- Conference: Missouri Valley Intercollegiate Athletic Association
- Record: 8–7 (4–4 MVIAA)
- Head coach: Homer Hubbard (1st season);
- Assistant coach: Clyde Williams
- Home arena: Margaret Hall Gymnasium

= 1911–12 Iowa State Cyclones men's basketball team =

American college basketball season

The 1911–12 Iowa State Cyclones men's basketball team (also known informally as Ames) represented Iowa State University during the 1911–12 NCAA men's basketball season. The Cyclones were coached by Homer Hubbard, who was in his first season with the Cyclones. This was the final season for the Cyclones at the Margaret Hall Gymnasium in Ames, Iowa.

They finished the season 8–7, 4–4 in Missouri Valley play to finish in second place in the North division.

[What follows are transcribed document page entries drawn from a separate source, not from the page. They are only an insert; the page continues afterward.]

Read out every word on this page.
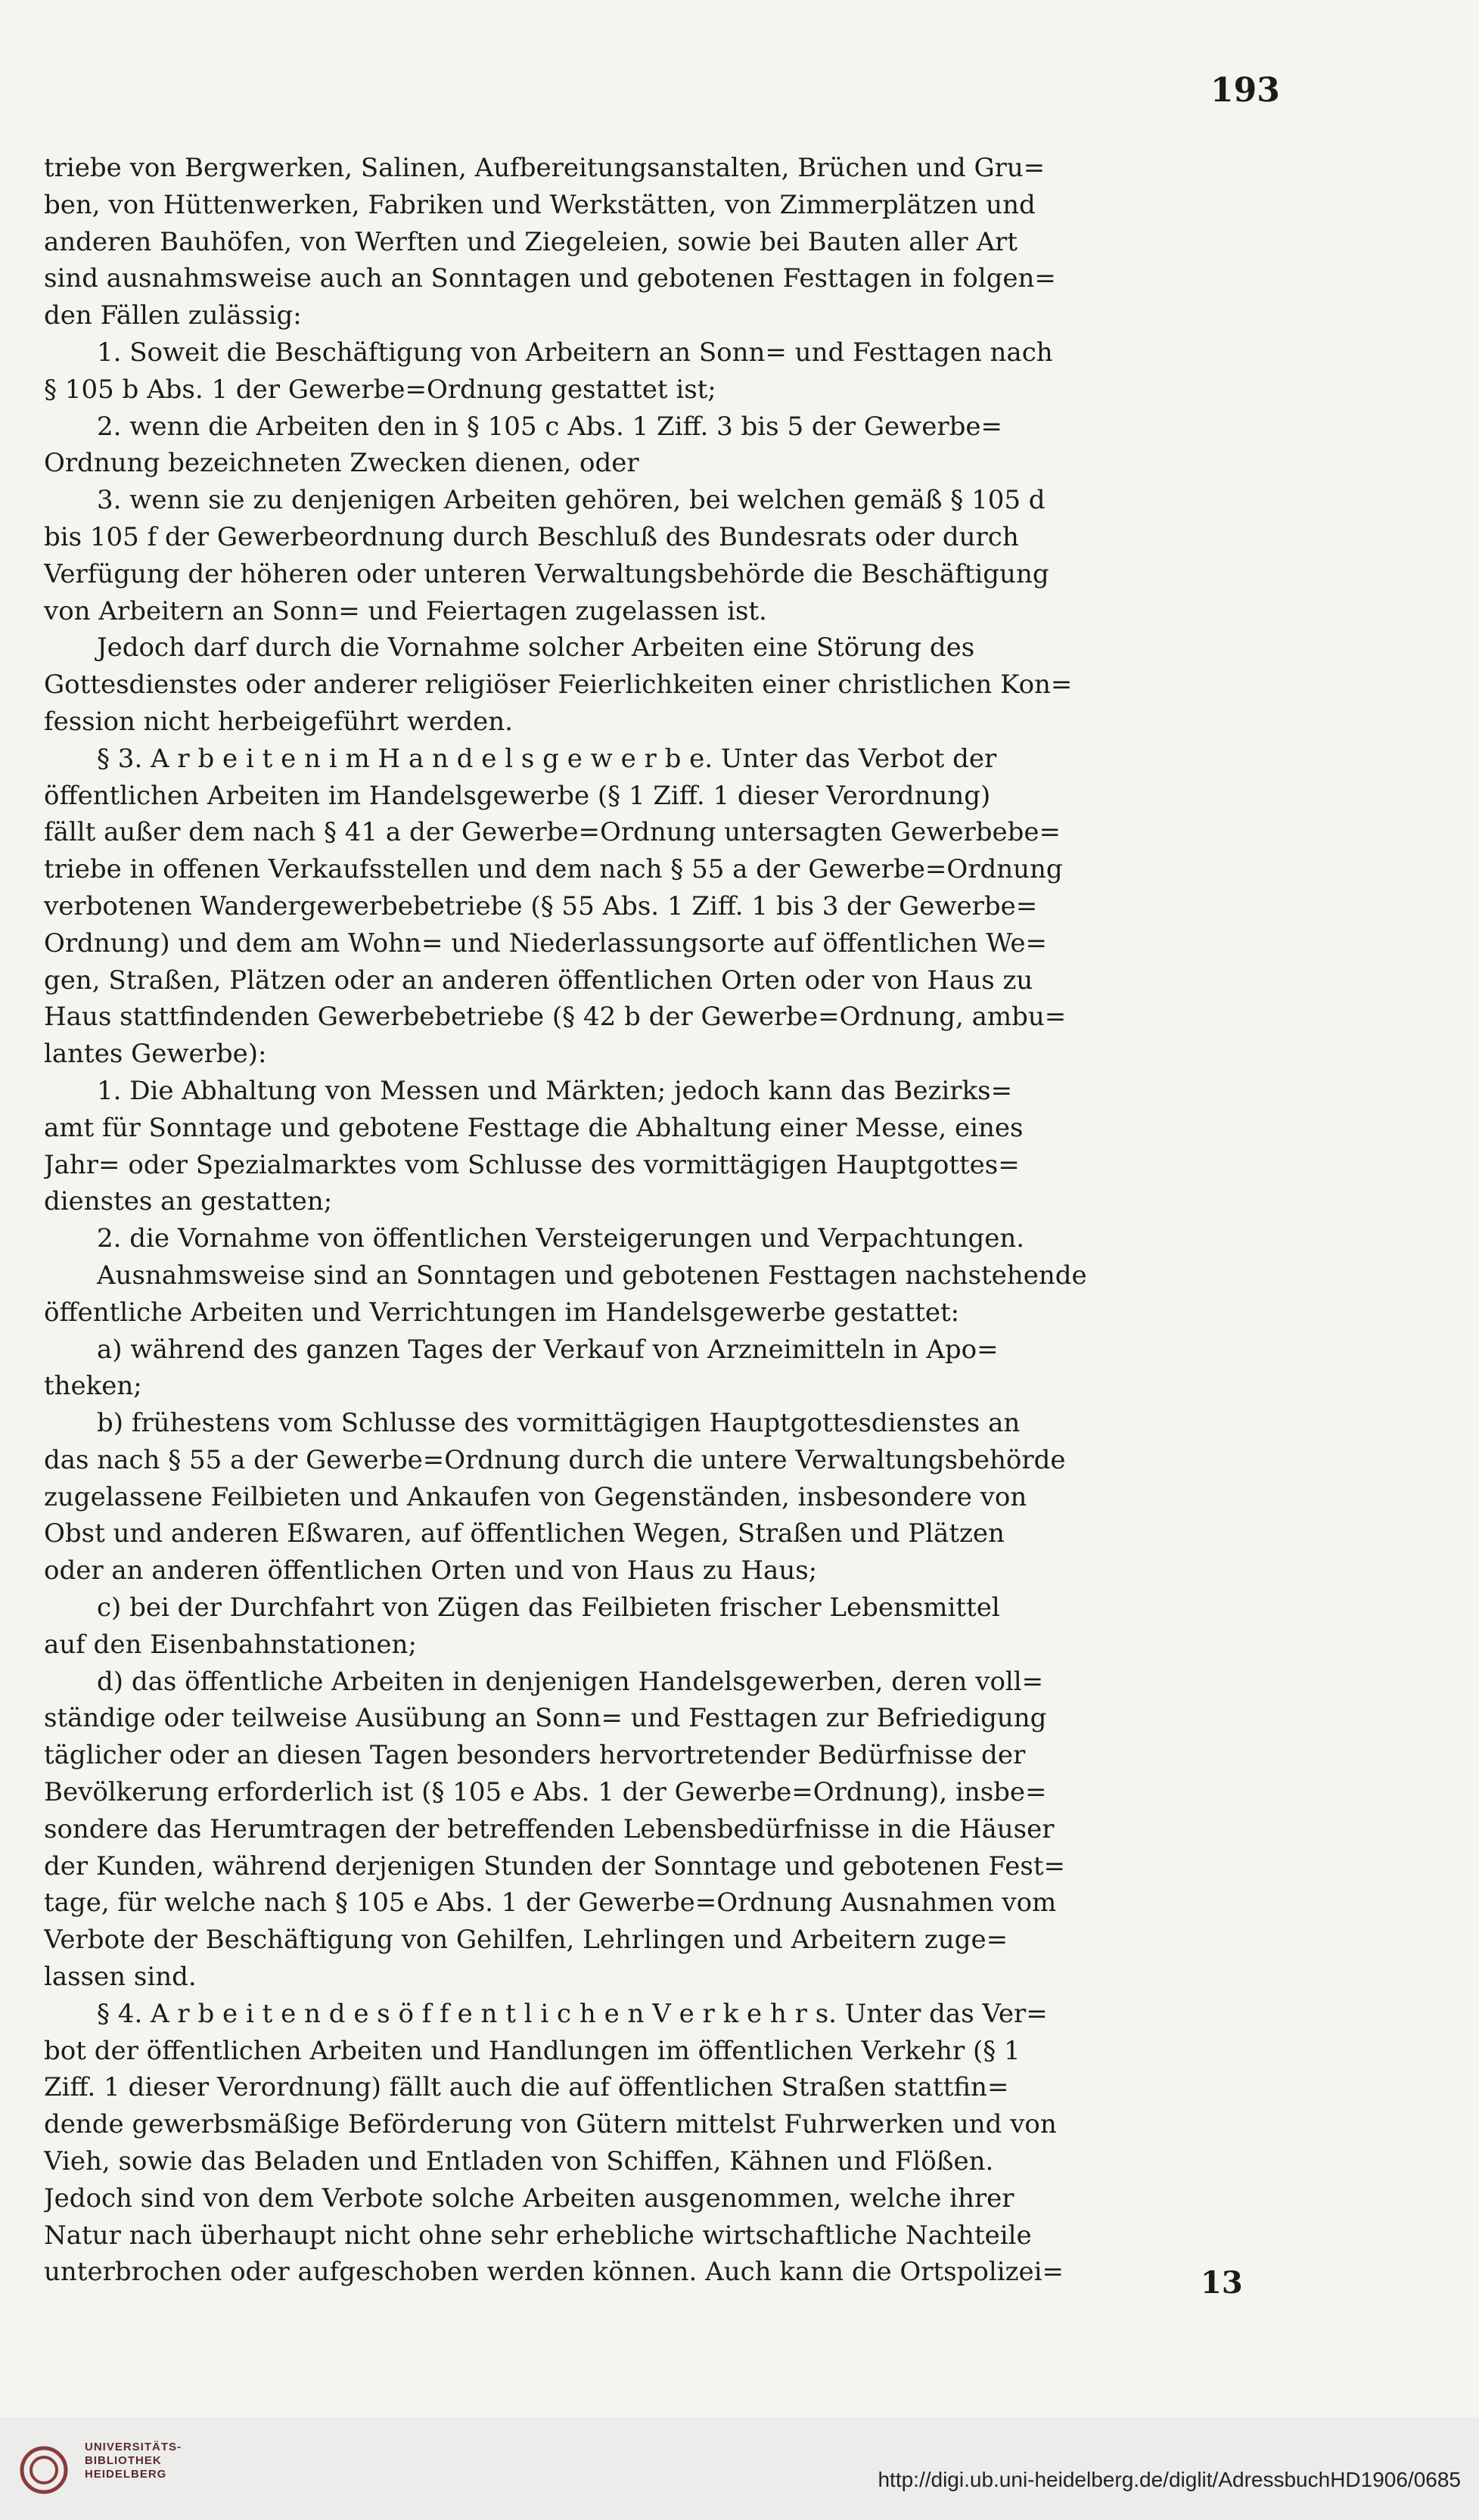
193
triebe von Bergwerken, Salinen, Aufbereitungsanstalten, Brüchen und Gru=
ben, von Hüttenwerken, Fabriken und Werkstätten, von Zimmerplätzen und
anderen Bauhöfen, von Werften und Ziegeleien, sowie bei Bauten aller Art
sind ausnahmsweise auch an Sonntagen und gebotenen Festtagen in folgen=
den Fällen zulässig:
1. Soweit die Beschäftigung von Arbeitern an Sonn= und Festtagen nach
§ 105 b Abs. 1 der Gewerbe=Ordnung gestattet ist;
2. wenn die Arbeiten den in § 105 c Abs. 1 Ziff. 3 bis 5 der Gewerbe=
Ordnung bezeichneten Zwecken dienen, oder
3. wenn sie zu denjenigen Arbeiten gehören, bei welchen gemäß § 105 d
bis 105 f der Gewerbeordnung durch Beschluß des Bundesrats oder durch
Verfügung der höheren oder unteren Verwaltungsbehörde die Beschäftigung
von Arbeitern an Sonn= und Feiertagen zugelassen ist.
Jedoch darf durch die Vornahme solcher Arbeiten eine Störung des
Gottesdienstes oder anderer religiöser Feierlichkeiten einer christlichen Kon=
fession nicht herbeigeführt werden.
§ 3. A r b e i t e n i m H a n d e l s g e w e r b e. Unter das Verbot der
öffentlichen Arbeiten im Handelsgewerbe (§ 1 Ziff. 1 dieser Verordnung)
fällt außer dem nach § 41 a der Gewerbe=Ordnung untersagten Gewerbebe=
triebe in offenen Verkaufsstellen und dem nach § 55 a der Gewerbe=Ordnung
verbotenen Wandergewerbebetriebe (§ 55 Abs. 1 Ziff. 1 bis 3 der Gewerbe=
Ordnung) und dem am Wohn= und Niederlassungsorte auf öffentlichen We=
gen, Straßen, Plätzen oder an anderen öffentlichen Orten oder von Haus zu
Haus stattfindenden Gewerbebetriebe (§ 42 b der Gewerbe=Ordnung, ambu=
lantes Gewerbe):
1. Die Abhaltung von Messen und Märkten; jedoch kann das Bezirks=
amt für Sonntage und gebotene Festtage die Abhaltung einer Messe, eines
Jahr= oder Spezialmarktes vom Schlusse des vormittägigen Hauptgottes=
dienstes an gestatten;
2. die Vornahme von öffentlichen Versteigerungen und Verpachtungen.
Ausnahmsweise sind an Sonntagen und gebotenen Festtagen nachstehende
öffentliche Arbeiten und Verrichtungen im Handelsgewerbe gestattet:
a) während des ganzen Tages der Verkauf von Arzneimitteln in Apo=
theken;
b) frühestens vom Schlusse des vormittägigen Hauptgottesdienstes an
das nach § 55 a der Gewerbe=Ordnung durch die untere Verwaltungsbehörde
zugelassene Feilbieten und Ankaufen von Gegenständen, insbesondere von
Obst und anderen Eßwaren, auf öffentlichen Wegen, Straßen und Plätzen
oder an anderen öffentlichen Orten und von Haus zu Haus;
c) bei der Durchfahrt von Zügen das Feilbieten frischer Lebensmittel
auf den Eisenbahnstationen;
d) das öffentliche Arbeiten in denjenigen Handelsgewerben, deren voll=
ständige oder teilweise Ausübung an Sonn= und Festtagen zur Befriedigung
täglicher oder an diesen Tagen besonders hervortretender Bedürfnisse der
Bevölkerung erforderlich ist (§ 105 e Abs. 1 der Gewerbe=Ordnung), insbe=
sondere das Herumtragen der betreffenden Lebensbedürfnisse in die Häuser
der Kunden, während derjenigen Stunden der Sonntage und gebotenen Fest=
tage, für welche nach § 105 e Abs. 1 der Gewerbe=Ordnung Ausnahmen vom
Verbote der Beschäftigung von Gehilfen, Lehrlingen und Arbeitern zuge=
lassen sind.
§ 4. A r b e i t e n d e s ö f f e n t l i c h e n V e r k e h r s. Unter das Ver=
bot der öffentlichen Arbeiten und Handlungen im öffentlichen Verkehr (§ 1
Ziff. 1 dieser Verordnung) fällt auch die auf öffentlichen Straßen stattfin=
dende gewerbsmäßige Beförderung von Gütern mittelst Fuhrwerken und von
Vieh, sowie das Beladen und Entladen von Schiffen, Kähnen und Flößen.
Jedoch sind von dem Verbote solche Arbeiten ausgenommen, welche ihrer
Natur nach überhaupt nicht ohne sehr erhebliche wirtschaftliche Nachteile
unterbrochen oder aufgeschoben werden können. Auch kann die Ortspolizei=	13
UNIVERSITÄTS-
BIBLIOTHEK
HEIDELBERG	http://digi.ub.uni-heidelberg.de/diglit/AdressbuchHD1906/0685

== Schedule and results ==

| Date time, TV | Rank^{#} | Opponent^{#} | Result | Record | Site city, state |
Regular season
| January 17, 1912* |  | at Missouri | L 24–25 ^{OT} | 0–1 | Rothwell Gymnasium Columbia, Missouri |
| January 18, 1912* |  | at Missouri | L 10–18 | 0–2 | Rothwell Gymnasium Columbia, Missouri |
| January 19, 1912 |  | at Drake Iowa Big Four | W 23–11 | 1–2 (1–0) | Alumni Gymnasium Des Moines, Iowa |
| January 26, 1912* |  | at Grinnell | L 15–25 | 1–3 | Grinnell, Iowa |
| January 30, 1912 |  | Drake Iowa Big Four | W 36–23 | 2–3 (2–0) | Margaret Hall Gymnasium Ames, Iowa |
| January 31, 1912* |  | Grinnell | W 27–17 | 3–3 | Margaret Hall Gymnasium Ames, Iowa |
| February 2, 1912 |  | at Nebraska | L 12–33 | 3–4 (2–1) | Grant Memorial Hall Lincoln, Nebraska |
| February 3, 1912 |  | at Nebraska | L 14–40 | 3–5 (2–2) | Grant Memorial Hall Lincoln, Nebraska |
| February 6, 1912 |  | at Drake Iowa Big Four | W 23–17 | 4–5 (3–2) | Alumni Gymnasium Des Moines, Iowa |
| February 15, 1912* |  | Washington (Mo.) | W 34–20 | 5–5 | Margaret Hall Gymnasium Ames, Iowa |
| February 16, 1912* |  | Missouri | W 25–9 | 6–5 | Margaret Hall Gymnasium Ames, Iowa |
| February 17, 1912* |  | Missouri | W 35–13 | 7–5 | Margaret Hall Gymnasium Ames, Iowa |
| February 23, 1912 |  | Nebraska | L 21–31 | 7–6 (3–3) | Margaret Hall Gymnasium Ames, Iowa |
| February 24, 1912 |  | Nebraska | L 12–31 | 7–7 (3–4) | Margaret Hall Gymnasium Ames, Iowa |
| February 27, 1912 |  | Drake Iowa Big Four | W 32–27 | 8–7 (4–4) | Margaret Hall Gymnasium Ames, Iowa |
*Non-conference game. ^{#}Rankings from AP poll. (#) Tournament seedings in parentheses. All times are in Central Time.